Las fronteras nunca son fáciles de cruzar. Y no sólo por la burocracia que suponen, sino porque son una invitación a confrontarnos con nosotros mismos y con nuestra cultura.
Miramos por la ventana y sólo vemos kilómetros de tierra vacía, cubierta por un leve pasto amarillento y algún pequeño grupo de árboles en los mismos tonos otoñales. El auto avanza lento, pero avanza. Acabamos de llegar a la frontera que separa Rusia de Kazajistán.
En la frontera demoramos más de lo previsto. Nunca es fácil cruzarlas. No sólo porque nos examinaron el pasaporte hoja por hoja y sello por sello, sino porque también nos reclamaban una visa que no es necesaria. A todo esto, se sorprendían de ver turistas argentinos en está parte del mundo (fútbol, Maradona, Messi parecen ser palabras sagradas en Asia).
Tenemos que sincerarnos, odiamos las fronteras. Son grises, depresivas, y siempre parecen turbias. Algo de la ilegalidad parece filtrarse en cada mirada. Mucha gente dio la vida intentando cruzarlas. Inspiran miedo y eso viene asociado con lo que hay del otro lado. En general, suele ser algo peligroso, distinto, temible. Y el temor tiene que ver con la idea de Otro distinto que tenemos tan incorporada. La historia, la escuela, los medios de comunicación, todos se ocupan de mostrar una imagen de Otro cómo peligroso. Constantemente nos bombardean con la configuración de otro salvaje que espera detrás de la frontera. Solamente por el hecho de ser distinto, sea física o culturalmente. ¿Quién saca provecho de ese temor hacia lo que hay del otro lado?

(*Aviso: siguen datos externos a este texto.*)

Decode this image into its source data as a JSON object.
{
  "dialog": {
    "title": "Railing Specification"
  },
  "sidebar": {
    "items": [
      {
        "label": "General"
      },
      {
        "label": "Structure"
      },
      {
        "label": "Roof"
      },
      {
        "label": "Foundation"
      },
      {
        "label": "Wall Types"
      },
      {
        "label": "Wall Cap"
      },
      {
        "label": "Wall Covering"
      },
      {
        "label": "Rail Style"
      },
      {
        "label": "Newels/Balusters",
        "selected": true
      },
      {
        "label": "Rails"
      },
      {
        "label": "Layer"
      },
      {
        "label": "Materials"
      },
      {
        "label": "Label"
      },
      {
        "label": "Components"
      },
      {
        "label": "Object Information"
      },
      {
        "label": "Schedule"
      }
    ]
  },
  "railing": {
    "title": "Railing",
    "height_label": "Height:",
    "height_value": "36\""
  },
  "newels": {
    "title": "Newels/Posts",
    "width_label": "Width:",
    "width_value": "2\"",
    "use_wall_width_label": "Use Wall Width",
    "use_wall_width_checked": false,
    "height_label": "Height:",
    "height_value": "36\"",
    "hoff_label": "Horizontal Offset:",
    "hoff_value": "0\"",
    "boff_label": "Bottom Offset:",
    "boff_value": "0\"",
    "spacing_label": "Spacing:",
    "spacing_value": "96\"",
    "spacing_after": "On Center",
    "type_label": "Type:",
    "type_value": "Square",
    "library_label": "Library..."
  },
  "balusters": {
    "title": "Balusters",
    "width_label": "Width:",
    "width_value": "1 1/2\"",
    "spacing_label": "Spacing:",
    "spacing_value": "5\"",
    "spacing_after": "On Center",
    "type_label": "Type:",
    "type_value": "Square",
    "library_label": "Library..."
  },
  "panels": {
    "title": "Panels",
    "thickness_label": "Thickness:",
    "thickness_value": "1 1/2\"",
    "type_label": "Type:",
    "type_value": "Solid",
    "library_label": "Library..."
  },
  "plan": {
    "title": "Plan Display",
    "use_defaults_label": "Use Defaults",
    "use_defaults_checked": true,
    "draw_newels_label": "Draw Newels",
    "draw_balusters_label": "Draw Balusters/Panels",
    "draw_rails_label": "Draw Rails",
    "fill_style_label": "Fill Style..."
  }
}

Nosotros un día nos cansamos de escuchar que el mundo era peligroso. Un día sospechamos que tanto temor infundado sólo estaba construyendo una muralla que no hacia otra cosa más que tender hacia el individualismo. En algún lugar de nuestro ser, sentíamos que el mundo era un lugar hospitalario y que las fronteras no eran otra cosa más que prejuicios internalizados.
El modo que encontramos para corroborar nuestra sospecha fue salir a ver qué tal era el mundo. En abril del 2013 vendimos todo lo que teníamos y salimos de viaje. Aún seguimos en el camino, conociendo ya más de 30 países.

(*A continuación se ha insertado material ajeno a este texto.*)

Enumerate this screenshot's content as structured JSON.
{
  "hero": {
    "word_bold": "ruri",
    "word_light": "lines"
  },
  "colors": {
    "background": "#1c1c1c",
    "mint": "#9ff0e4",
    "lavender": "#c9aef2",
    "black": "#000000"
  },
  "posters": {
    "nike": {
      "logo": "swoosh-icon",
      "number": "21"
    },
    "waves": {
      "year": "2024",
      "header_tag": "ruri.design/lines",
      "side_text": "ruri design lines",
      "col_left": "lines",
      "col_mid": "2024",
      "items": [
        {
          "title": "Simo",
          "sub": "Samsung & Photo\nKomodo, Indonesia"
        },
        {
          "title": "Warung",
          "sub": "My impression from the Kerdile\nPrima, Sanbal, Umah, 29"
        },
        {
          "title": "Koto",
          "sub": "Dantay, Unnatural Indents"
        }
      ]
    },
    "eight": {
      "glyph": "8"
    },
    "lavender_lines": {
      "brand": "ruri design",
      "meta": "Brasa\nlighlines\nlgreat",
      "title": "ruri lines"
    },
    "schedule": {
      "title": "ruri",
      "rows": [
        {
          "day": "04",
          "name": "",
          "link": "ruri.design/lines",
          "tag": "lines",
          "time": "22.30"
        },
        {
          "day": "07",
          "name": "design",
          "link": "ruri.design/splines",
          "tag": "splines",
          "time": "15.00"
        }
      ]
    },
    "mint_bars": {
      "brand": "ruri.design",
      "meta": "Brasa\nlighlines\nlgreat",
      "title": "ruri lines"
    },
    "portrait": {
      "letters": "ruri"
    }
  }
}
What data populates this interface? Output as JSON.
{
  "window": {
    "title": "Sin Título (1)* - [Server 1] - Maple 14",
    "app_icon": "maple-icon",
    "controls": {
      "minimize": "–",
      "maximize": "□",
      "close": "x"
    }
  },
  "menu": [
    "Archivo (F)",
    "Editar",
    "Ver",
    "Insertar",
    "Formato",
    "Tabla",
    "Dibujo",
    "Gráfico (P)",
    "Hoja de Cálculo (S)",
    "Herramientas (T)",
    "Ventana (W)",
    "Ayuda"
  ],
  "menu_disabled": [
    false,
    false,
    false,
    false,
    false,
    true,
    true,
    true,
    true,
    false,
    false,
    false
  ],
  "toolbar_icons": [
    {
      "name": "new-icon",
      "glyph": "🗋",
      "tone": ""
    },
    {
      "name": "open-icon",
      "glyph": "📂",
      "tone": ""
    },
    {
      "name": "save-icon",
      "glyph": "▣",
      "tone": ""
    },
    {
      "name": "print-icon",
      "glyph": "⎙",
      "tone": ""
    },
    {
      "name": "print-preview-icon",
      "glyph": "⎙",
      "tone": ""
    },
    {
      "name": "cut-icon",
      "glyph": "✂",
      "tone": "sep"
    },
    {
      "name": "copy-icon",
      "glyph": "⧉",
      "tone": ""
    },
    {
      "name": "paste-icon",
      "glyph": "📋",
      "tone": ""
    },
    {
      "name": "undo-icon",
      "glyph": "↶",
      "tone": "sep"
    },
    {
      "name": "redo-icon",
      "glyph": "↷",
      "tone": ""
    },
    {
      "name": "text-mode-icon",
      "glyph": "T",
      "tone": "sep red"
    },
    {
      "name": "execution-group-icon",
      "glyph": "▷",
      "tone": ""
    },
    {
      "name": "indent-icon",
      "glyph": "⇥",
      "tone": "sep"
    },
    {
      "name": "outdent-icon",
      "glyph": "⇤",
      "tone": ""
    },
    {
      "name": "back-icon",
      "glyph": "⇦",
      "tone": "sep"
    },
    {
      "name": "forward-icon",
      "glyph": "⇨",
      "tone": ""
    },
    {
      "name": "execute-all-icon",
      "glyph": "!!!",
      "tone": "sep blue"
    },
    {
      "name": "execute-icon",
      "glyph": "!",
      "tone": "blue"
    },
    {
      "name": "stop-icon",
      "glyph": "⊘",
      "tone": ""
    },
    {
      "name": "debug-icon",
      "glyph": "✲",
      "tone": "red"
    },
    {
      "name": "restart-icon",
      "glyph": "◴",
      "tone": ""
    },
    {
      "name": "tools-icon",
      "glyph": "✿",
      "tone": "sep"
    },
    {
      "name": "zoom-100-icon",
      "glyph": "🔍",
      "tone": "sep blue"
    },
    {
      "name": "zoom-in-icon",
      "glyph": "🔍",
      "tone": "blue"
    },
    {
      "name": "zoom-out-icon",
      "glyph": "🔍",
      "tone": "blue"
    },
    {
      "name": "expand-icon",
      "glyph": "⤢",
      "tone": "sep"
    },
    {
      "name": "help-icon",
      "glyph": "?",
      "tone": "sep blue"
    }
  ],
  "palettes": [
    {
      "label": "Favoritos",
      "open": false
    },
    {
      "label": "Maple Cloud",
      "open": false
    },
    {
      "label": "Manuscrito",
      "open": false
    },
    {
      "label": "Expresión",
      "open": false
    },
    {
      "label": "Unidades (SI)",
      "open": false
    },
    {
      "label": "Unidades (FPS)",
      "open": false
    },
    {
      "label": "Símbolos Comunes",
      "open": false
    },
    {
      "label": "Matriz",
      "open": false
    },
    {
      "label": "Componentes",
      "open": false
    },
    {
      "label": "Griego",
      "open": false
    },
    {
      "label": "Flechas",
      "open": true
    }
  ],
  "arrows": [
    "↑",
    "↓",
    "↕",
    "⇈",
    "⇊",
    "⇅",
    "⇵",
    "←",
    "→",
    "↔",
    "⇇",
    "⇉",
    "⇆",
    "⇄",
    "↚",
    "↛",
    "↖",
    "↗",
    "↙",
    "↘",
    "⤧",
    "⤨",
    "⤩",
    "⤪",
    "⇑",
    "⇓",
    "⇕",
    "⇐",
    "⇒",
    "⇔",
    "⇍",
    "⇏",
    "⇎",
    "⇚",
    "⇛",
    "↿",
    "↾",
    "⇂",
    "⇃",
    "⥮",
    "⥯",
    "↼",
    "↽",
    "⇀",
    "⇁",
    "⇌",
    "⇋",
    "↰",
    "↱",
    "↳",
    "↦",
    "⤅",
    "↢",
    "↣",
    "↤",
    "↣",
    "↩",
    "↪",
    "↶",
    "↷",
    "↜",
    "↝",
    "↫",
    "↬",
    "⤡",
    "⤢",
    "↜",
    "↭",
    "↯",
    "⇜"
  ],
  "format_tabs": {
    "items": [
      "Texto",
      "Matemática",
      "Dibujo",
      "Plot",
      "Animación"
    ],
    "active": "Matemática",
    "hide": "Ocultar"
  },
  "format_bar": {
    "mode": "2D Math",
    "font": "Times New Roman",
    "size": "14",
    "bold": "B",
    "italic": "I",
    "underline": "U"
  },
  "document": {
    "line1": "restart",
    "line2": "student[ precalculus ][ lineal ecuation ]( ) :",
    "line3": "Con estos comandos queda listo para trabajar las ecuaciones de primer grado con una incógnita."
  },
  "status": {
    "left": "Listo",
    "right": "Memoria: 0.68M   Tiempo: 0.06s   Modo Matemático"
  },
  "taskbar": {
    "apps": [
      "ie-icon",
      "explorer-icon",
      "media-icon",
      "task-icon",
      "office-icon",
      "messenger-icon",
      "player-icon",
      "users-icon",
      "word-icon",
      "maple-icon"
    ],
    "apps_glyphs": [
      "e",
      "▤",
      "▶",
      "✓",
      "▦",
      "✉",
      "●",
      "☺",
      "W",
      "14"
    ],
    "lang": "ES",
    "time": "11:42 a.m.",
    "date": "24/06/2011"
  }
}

Nos dijeron que Bolivia era sucio y feo, pero fue uno de los países que más nos gustaron. Nos dijeron que en India nos iban a robar y estafar, terminamos estando 8 meses haciendo de India nuestra segunda casa. Nos dijeron que los rusos eran fríos y malos, pero resultaron ser las personas más amigables que encontramos, aún sin entender el idioma siempre nos ayudaron. Incluso, más de una vez, al preguntar por una dirección y al no saber cómo explicarnos, nos llevaron casi de la mano hasta el sitio que queríamos llegar. Nos dijeron que en Kazajistán no íbamos a poder hacer autostop, que nos iban a pedir plata. No sólo que lo logramos, sino que incluso muchas familias nos invitaron a sus casas y compartieron su comida con nosotros.
Dicen muchas cosas, nos hacer creer que afuera está el peligro. Que las fronteras son una ayuda, que nos protegen. Pero no, las fronteras son inventos. Y no hacen otra cosa más que separar más y más cada día. Sino, fíjense lo que está pasando con el Mediterráneo.
Los prejuicios son un invento. Vivimos en un mundo bueno y hospitalario, pero esas cosas no tienen prensa.
No les vamos a pedir que nos crean, pero si les vamos a pedir que salgan ustedes mismos a comprobarlo. ¡Viajen! Y descubran que la peor frontera es la que nosotros mismos imponemos. Y quizá, de este modo, la vida adquiera un nuevo sentido al cruzar fronteras. Seguramente encontrarán un buen aliado para hacerlo, el amor.